A Vice-Presidente da AMI, Leonor Nobre e a Diretora do Departamento Administrativo e Tesouraria, Alice Nobre, estiveram esta semana na Horta para reunir com os elementos do Núcleo do Faial.
À margem da visita, ao Tribuna das Ilhas, Leonor Nobre afirmou que a sua visita ao Faial surge na sequência da oficialização do núcleo faialense da AMI.
“Para nós é muito importante termos este núcleo de voluntários ativos no sentido de que a divulgação dos nossos trabalhos é fundamental para que consigamos apoios para ajudar quem mais precisa” - acrescentou a Vice-Presidente da AMI.

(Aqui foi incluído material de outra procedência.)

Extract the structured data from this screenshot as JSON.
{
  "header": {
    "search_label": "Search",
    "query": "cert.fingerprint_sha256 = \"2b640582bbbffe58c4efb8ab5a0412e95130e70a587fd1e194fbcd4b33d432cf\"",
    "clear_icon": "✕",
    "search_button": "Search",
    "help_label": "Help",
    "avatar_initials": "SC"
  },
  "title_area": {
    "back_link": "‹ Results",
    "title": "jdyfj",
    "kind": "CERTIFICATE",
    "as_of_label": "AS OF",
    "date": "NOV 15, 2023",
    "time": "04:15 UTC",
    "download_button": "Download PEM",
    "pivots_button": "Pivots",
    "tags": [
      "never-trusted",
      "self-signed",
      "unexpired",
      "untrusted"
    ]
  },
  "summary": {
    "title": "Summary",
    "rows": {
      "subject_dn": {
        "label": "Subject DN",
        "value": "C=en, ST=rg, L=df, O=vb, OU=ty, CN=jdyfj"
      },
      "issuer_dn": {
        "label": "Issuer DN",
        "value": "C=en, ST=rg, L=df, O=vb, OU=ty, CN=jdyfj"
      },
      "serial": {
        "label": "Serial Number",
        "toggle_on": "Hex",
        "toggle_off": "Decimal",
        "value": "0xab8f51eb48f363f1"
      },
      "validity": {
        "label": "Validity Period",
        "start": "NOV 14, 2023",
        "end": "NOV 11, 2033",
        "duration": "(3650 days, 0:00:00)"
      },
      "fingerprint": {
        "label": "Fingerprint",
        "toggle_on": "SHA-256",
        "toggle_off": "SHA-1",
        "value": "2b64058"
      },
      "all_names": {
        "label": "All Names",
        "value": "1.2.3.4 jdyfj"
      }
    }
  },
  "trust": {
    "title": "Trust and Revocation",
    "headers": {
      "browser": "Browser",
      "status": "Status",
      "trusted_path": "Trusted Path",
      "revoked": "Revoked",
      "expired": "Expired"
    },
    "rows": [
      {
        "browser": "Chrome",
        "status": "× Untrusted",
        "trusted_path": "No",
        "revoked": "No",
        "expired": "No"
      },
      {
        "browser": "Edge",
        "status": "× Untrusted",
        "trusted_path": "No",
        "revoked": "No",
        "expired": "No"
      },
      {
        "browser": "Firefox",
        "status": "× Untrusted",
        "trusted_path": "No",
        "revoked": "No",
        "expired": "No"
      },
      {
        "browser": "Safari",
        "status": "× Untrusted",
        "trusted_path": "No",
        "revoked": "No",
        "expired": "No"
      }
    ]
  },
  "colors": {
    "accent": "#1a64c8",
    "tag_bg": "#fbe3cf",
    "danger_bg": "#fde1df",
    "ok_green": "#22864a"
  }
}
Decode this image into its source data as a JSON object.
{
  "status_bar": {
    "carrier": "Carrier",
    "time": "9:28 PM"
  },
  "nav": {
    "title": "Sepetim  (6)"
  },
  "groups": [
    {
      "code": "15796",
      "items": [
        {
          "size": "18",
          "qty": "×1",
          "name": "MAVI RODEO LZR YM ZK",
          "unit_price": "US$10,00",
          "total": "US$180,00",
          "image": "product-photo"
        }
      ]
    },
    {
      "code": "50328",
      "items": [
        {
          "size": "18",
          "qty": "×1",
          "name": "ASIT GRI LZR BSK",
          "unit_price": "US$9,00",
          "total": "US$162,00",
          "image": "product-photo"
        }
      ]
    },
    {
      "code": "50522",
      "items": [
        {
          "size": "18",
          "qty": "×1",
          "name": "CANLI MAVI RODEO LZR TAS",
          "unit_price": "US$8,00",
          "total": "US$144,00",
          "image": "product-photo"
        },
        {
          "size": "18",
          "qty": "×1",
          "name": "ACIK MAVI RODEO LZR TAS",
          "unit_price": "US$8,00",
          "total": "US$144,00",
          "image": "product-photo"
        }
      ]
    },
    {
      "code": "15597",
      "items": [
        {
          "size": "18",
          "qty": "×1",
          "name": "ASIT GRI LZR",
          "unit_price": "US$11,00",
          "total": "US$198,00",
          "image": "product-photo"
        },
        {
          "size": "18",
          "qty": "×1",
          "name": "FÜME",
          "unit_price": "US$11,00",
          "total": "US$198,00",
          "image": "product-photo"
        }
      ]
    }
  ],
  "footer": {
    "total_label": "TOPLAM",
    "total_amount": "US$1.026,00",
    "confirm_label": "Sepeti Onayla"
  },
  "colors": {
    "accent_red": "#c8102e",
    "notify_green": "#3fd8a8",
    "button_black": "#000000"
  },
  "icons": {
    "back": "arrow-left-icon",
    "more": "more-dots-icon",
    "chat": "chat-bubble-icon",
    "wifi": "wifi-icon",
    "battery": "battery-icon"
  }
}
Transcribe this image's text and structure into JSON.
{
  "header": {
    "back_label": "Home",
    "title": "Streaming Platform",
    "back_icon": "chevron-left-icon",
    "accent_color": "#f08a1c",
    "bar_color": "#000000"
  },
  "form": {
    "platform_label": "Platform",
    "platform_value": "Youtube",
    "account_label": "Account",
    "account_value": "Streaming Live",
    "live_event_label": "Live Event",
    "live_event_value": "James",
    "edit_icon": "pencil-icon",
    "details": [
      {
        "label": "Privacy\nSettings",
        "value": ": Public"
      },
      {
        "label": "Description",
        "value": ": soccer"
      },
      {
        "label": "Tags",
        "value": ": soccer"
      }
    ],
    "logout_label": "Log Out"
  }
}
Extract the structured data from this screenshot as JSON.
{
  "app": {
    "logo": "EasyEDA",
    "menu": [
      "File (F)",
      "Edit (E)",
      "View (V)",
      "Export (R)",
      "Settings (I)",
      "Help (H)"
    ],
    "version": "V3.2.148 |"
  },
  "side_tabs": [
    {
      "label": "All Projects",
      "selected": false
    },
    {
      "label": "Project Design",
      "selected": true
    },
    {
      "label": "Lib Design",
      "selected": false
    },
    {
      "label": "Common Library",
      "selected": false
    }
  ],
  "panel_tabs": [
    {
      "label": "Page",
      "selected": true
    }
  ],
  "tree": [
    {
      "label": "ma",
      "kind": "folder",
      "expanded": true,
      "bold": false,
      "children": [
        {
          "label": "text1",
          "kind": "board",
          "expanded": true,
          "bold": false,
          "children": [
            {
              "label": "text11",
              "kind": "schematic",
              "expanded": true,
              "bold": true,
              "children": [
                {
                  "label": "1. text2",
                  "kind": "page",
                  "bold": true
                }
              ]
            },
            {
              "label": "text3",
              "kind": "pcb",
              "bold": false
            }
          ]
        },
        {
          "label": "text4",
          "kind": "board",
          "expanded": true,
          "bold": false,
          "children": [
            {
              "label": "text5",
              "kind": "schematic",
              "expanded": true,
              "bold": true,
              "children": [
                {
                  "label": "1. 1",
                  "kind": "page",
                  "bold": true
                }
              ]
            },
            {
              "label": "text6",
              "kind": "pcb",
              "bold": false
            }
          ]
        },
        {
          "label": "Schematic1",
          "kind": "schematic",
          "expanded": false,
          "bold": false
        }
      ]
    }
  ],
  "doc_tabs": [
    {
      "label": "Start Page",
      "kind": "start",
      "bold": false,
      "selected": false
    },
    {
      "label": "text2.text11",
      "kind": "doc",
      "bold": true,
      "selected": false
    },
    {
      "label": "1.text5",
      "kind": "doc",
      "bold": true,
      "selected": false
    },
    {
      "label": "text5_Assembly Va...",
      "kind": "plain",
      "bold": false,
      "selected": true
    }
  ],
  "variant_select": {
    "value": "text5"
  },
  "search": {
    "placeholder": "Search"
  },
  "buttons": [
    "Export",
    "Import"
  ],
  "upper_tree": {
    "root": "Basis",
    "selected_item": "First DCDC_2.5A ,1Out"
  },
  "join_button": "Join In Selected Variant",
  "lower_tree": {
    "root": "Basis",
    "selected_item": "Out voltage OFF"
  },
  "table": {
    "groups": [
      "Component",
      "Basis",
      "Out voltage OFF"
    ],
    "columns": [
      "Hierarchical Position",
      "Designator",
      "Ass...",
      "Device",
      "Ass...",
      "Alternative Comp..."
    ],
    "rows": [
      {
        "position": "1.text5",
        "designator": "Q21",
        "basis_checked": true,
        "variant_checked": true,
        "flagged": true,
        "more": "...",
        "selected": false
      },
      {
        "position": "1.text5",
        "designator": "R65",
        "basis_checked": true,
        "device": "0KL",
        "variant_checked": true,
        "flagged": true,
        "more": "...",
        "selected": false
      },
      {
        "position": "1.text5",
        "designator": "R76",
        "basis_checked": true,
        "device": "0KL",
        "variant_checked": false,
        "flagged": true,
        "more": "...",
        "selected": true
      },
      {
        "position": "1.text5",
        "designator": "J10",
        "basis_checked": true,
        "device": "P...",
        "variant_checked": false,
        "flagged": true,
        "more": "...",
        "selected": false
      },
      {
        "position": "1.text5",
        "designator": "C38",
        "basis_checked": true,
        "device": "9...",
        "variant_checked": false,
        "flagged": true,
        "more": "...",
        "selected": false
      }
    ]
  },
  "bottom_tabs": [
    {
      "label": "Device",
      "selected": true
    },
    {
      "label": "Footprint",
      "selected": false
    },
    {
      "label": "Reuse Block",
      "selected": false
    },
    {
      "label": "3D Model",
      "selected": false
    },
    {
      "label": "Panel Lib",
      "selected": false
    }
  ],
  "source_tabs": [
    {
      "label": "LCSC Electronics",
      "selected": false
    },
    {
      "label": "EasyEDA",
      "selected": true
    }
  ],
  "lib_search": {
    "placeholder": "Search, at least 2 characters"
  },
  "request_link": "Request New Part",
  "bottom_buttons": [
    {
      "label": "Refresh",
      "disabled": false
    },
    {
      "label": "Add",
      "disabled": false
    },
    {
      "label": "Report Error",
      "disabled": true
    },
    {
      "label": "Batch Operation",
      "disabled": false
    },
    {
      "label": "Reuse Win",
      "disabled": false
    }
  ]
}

Com os membros do núcleo do Faial, Leonor Nobre reuniu no sentido de encontrarem estratégias para divulgar a ação da AMI, “para que a nossa ação humanitária possa continuar e crescer. As carências também existem nos Açores, apesar de não se fazerem sentir tanto como no Continente porque há uma maior envolvência humanitária entre a população, no entanto, neste momento de crise, em todos os locais de Portugal e do Mundo as coisas não estão bem, pelo que temos todos que nos envolver, alertar consciências e fazer o impossível para que haja uma maior envolvência da sociedade civil em todos os problemas que nos afetam”.
Sobre a situação da AMI no Faial, Leonor Nobre afirmou a este semanário que “é certo que, pelo que me foi transmitido, ainda existem muitas famílias com carências alimentares e médicas. Temos já uma médica no nosso núcleo que está atenta a essa problemática”.
Um dos anseios do Núcleo da Ilha Azul está relacionado com a falta de instalações. O facto de não terem uma sede física torna mais complicado os trabalhos do grupo e a interação com a sociedade.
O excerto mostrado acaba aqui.